There are other checklists and descriptions of psychopaths besides Hare’s version, but in my observation, Hannibal does about the same on all of them: he fits some categories quite well, and others not at all. There is no official diagnosis, remember, because the whole thing, like many things in the field of mental illness, is pretty pseudo-science to begin with.

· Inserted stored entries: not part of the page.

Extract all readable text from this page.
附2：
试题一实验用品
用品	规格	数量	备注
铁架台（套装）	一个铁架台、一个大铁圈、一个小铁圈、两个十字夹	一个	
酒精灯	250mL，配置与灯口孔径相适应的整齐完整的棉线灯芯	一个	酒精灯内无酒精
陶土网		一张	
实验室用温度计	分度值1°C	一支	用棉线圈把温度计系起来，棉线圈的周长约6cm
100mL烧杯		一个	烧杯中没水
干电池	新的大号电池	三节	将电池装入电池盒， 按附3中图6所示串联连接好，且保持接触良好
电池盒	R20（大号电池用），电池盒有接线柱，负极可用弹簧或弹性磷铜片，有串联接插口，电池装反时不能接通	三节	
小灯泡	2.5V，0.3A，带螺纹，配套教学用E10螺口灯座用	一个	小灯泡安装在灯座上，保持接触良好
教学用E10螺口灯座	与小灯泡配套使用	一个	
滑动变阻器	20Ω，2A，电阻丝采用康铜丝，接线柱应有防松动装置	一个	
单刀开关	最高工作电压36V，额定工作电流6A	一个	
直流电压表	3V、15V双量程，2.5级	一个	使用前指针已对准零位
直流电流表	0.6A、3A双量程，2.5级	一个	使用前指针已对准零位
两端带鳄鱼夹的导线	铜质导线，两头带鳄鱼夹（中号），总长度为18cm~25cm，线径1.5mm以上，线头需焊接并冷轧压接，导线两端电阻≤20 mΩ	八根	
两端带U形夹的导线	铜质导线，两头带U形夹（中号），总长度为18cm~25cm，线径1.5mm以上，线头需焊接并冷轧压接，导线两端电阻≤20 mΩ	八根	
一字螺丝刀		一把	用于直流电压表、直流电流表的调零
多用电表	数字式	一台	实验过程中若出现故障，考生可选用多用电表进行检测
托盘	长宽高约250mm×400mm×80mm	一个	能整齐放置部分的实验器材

In addition to all this, I think Mads specifically has a tendency to not just mythologize the character, but also to emphasize how emotional he is. Hannibal is not experiencing shallow emotional response or a lack of empathy, he just controls himself really, really well while he actually feels very deeply. I’ve seen people argue that this is exactly what should make Hannibal a psychopath (although that doesn’t really fit the checklist above), but that’s still debatable: studies have shown that while psychopaths may have an “empathy on/off switch,” people believe that this may be true of everyone, the difference being that the psychopath’s default position is “off,” and an ordinary person’s default position is “on.” I think, if presented with the question, that Mads would pretty unequivocally state that Hannibal’s default is most definitely set to “on.” Finally, I’ve also seen Mads appear to draw from the older definition of sociopathy or secondary psychopathy—wherein psychopaths are made that way by childhood trauma—and dismiss that completely. I don’t know if Mads knows all that much about the issue, really—he may, he may not…it’s hard to say. But those seem to be the factors that influence his opinion: mythologizing the character, deep emotional and empathetic capacity, and an absence of childhood trauma, at least as a cause.
And all of the above probably holds for Bryan Fuller.